La loi PACTE, pour « Plan d’action pour la croissance et la transformation des entreprises », a été définitivement adoptée par l’Assemblée nationale le 11 avril dernier. Elle a fait l’objet de deux recours devant le Conseil constitutionnel, qui ont été, pour l’essentiel, rejetés le 16 mai. Dès lors, elle va pouvoir être promulguée sans tarder, même si elle fait l’objet, en parallèle, d’une procédure de référendum d’initiative partagée lancée par des parlementaires (au moins un cinquième des membres du Parlement) qui a été validée par le Conseil constitutionnel le 9 mai, d’autant que la route en est encore longue : les promoteurs ont neuf mois pour obtenir la signature favorable de 10 % du corps électoral et, s’ils les obtiennent, le président de la République ne sera tenu de mettre en œuvre un référendum que si, auparavant, le Parlement ne s’empare pas du projet.

Les dispositions de droit financier contenues dans la loi PACTE ne sont pas négligeables (par exemple, le relèvement des seuils d’émission obligatoire d’un prospectus et l’obligation d’un document synthétique en deçà, l’abaissement du seuil des offres publiques de retrait et l’augmentation corrélative de celui du retrait obligatoire, la révision des pouvoirs de l’Autorité des marchés financiers, la reconnaissance et la réglementation des jetons – tokens – et offres de jetons – ICO, etc.). Toutes les dispositions de droit financier sont présentées en détail dans la chronique correspondante de la présente revue.

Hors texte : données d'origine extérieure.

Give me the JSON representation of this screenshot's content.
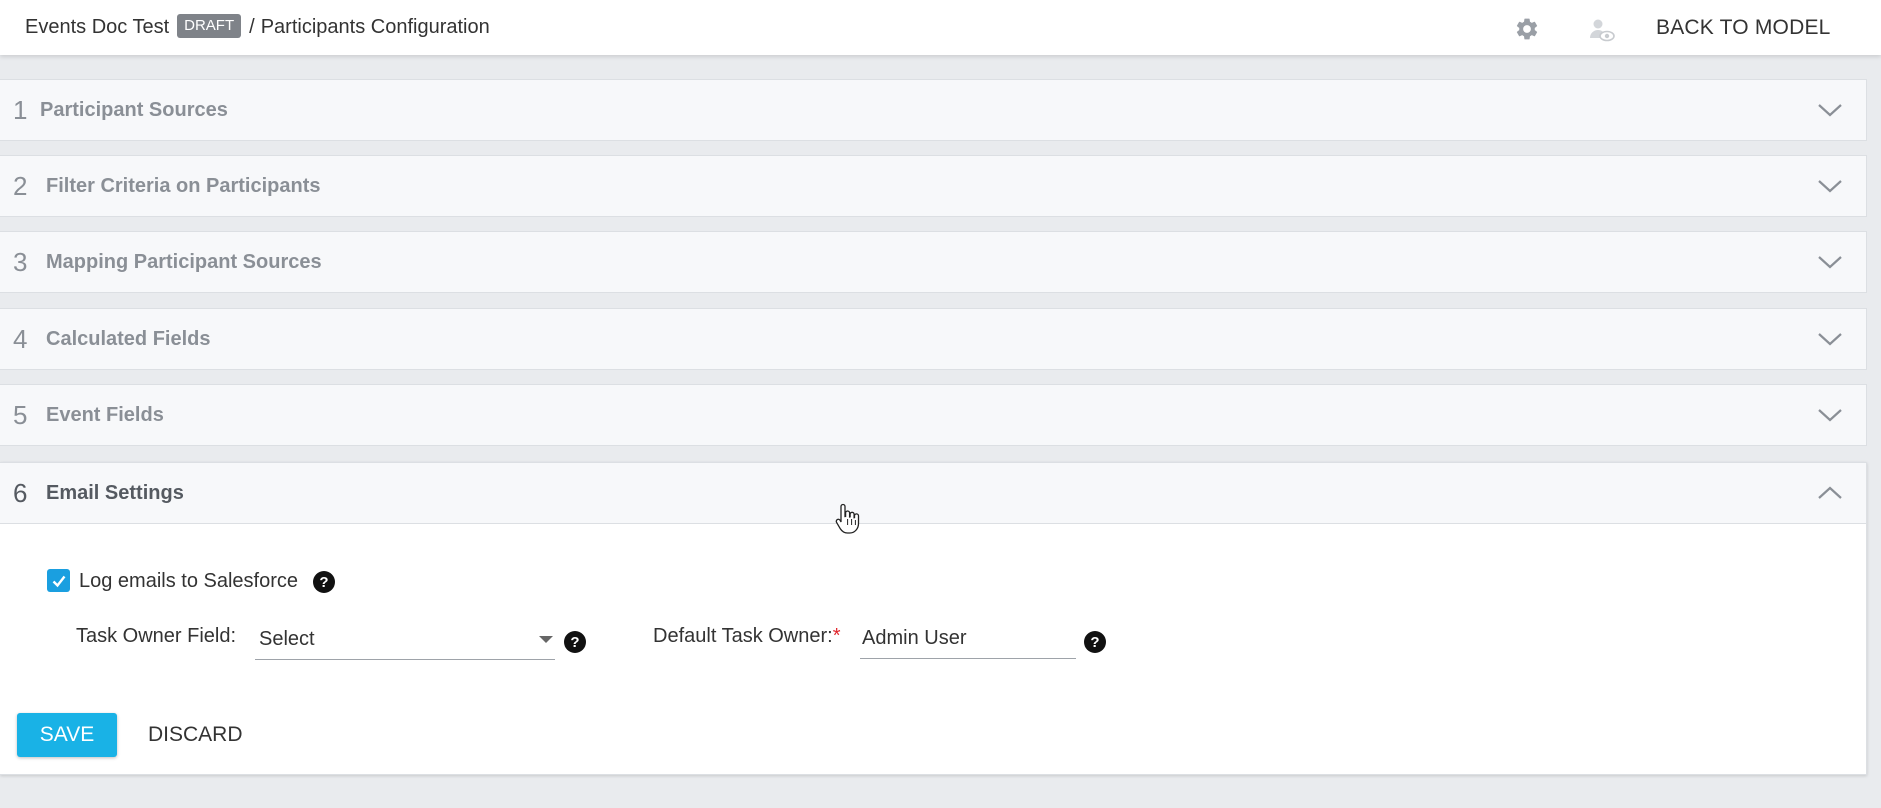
{
  "header": {
    "doc_title": "Events Doc Test",
    "draft_badge": "DRAFT",
    "separator": "/",
    "page_title": "Participants Configuration",
    "settings_icon": "gear-icon",
    "preview_icon": "preview-user-icon",
    "back_label": "BACK TO MODEL"
  },
  "sections": [
    {
      "number": "1",
      "title": "Participant Sources",
      "state": "collapsed"
    },
    {
      "number": "2",
      "title": "Filter Criteria on Participants",
      "state": "collapsed"
    },
    {
      "number": "3",
      "title": "Mapping Participant Sources",
      "state": "collapsed"
    },
    {
      "number": "4",
      "title": "Calculated Fields",
      "state": "collapsed"
    },
    {
      "number": "5",
      "title": "Event Fields",
      "state": "collapsed"
    },
    {
      "number": "6",
      "title": "Email Settings",
      "state": "expanded"
    }
  ],
  "email_settings": {
    "log_emails_label": "Log emails to Salesforce",
    "log_emails_checked": true,
    "task_owner_field_label": "Task Owner Field:",
    "task_owner_field_value": "Select",
    "default_task_owner_label": "Default Task Owner:",
    "required_mark": "*",
    "default_task_owner_value": "Admin User",
    "help_glyph": "?"
  },
  "actions": {
    "save_label": "SAVE",
    "discard_label": "DISCARD"
  },
  "colors": {
    "accent": "#19b2e6",
    "checkbox": "#1a9fe0",
    "draft_badge": "#7f8389",
    "required": "#e0242b"
  }
}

Mais ce qu’annonce la loi PACTE n’est pas moins important que ce qu’elle contient. En effet, elle habilite le gouvernement à prendre par ordonnance un certain nombre de mesures, dont l’ampleur potentielle est à remarquer. En premier, elle annonce une ordonnance destinée à regrouper, au sein d’une division spécifique, les dispositions du Code de commerce propres aux sociétés cotées sur un marché réglementé ou un SMN. Voilà qui satisfera très probablement ces sociétés, ainsi que les praticiens. Ainsi, à l’avenir, le Code de commerce comportera très probablement, dans la partie « sociétés », trois grands livres, le premier sur les dispositions générales et communes, le deuxième sur les sociétés non cotées et le troisième sur les sociétés cotées. À cela s’ajoute un reclassement de diverses dispositions entre le Code de commerce et le Code monétaire et financier : la loi PACTE annonce une ordonnance qui transférera au Code monétaire et financier, entre autres, les dispositions relatives à l’intermédiaire inscrit, aux déclarations de franchissement de seuil et aux offres publiques. Ainsi, les deux codes trouveront-ils beaucoup mieux qu’aujourd’hui leur domaine respectif et leur frontière. Cette distinction et ce regroupement, qui ont leur logique, sont le fruit, à l’origine, d’une réflexion universitaire[1], qui a été prolongée au sein du HCJP[2].

Enfin, deux autres ordonnances sont annoncées, l’une destinée à moderniser le régime des offres publiques de titres financiers, ce qui ne dit pas ce dont il s’agit précisément, l’autre à réformer le régime du démarchage bancaire et financier et à encadrer les sollicitations à l’initiative du client.

La réforme annonce donc d’autres réformes…

 

[1]  F. Drummond, « Code de commerce et Code monétaire et financier, ou l’enchevêtrement des codes», in Le Code de commerce 1807-2007 – Livre du bicentenaire, Dalloz, 2007, p. 95.

 

[2] F. Drummond et J. Klein, « Proposition en vue de la création d’un chapitre du Code de commerce dédié aux sociétés cotées », Rapport HCJP, RA16 du 26 mars 2018.